Questi rischi costituiscono una minaccia per la salute e la sicurezza dei lavoratori e i datori di lavoro sono tenuti a valutarne l’entità in modo da identificare e adottare le misure di prevenzione e protezione più opportune. E’ lo stesso Testo unico in materia di salute e sicurezza nei luoghi di lavoro a sancirlo nel Titolo VIII (art.181 D.Lgs. 81/2008).

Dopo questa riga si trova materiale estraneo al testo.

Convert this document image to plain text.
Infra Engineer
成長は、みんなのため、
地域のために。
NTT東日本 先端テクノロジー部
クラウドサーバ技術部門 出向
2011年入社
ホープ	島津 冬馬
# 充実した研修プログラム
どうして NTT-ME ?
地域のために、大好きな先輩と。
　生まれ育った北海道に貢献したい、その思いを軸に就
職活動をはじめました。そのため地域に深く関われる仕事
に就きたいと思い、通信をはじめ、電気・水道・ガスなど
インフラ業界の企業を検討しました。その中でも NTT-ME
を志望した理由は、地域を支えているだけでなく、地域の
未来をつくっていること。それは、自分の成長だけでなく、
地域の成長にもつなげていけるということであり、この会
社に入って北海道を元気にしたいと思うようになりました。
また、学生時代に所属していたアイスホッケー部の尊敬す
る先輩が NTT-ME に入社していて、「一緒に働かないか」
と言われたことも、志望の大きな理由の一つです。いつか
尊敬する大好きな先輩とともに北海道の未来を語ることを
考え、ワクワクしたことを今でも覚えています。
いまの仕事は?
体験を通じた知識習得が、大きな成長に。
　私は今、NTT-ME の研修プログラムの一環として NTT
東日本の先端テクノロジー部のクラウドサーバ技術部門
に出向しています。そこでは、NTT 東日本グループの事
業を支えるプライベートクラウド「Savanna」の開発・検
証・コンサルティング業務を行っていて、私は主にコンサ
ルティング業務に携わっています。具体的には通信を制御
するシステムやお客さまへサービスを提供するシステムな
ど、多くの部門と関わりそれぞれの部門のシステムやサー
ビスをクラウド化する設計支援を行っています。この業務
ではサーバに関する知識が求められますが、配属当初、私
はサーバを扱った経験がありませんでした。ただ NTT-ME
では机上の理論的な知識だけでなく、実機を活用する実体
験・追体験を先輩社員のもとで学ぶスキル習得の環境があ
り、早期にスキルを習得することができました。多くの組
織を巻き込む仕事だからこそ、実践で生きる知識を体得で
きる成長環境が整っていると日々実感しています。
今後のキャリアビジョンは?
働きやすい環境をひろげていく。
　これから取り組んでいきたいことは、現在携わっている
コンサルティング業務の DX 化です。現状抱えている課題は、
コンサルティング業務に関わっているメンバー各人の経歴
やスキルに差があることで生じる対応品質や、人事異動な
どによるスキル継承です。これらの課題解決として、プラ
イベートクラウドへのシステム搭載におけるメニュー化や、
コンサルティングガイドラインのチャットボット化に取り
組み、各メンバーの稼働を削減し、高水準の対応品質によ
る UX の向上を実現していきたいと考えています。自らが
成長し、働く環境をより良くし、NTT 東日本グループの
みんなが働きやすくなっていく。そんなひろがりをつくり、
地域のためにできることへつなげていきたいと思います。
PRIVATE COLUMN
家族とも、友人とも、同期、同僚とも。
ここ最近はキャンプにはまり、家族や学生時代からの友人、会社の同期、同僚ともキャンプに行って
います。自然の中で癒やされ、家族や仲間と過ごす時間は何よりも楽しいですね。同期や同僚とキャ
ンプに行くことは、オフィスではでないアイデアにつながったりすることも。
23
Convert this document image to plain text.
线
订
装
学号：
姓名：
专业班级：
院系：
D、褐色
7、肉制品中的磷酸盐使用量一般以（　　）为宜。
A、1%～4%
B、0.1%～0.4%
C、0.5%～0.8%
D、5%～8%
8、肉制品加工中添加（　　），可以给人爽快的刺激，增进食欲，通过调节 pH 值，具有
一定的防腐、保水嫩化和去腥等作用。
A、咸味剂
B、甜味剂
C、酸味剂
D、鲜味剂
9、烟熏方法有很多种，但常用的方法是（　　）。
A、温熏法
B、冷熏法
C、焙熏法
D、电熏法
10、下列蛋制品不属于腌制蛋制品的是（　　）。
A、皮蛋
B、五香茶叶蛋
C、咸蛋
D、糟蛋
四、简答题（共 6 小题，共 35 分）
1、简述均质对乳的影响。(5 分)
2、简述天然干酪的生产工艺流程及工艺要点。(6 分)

I valori di rischio ottenuti dalle valutazioni devono essere confrontati con valori limite definiti nei capi II, III, IV e V del Titolo VIII . Ove possibile, tenendo conto del progresso tecnico, i rischi derivanti dall'esposizione agli agenti fisici sono eliminati alla fonte o ridotti al minimo. Nel caso in cui non sia possibile contenere il rischio al di sotto dei valori limite, il datore di lavoro, individua le cause del superamento di tali valori e adegua di conseguenza le misure di protezione e prevenzione per evitare un nuovo superamento. (art.182 D.Lgs. 81/2008)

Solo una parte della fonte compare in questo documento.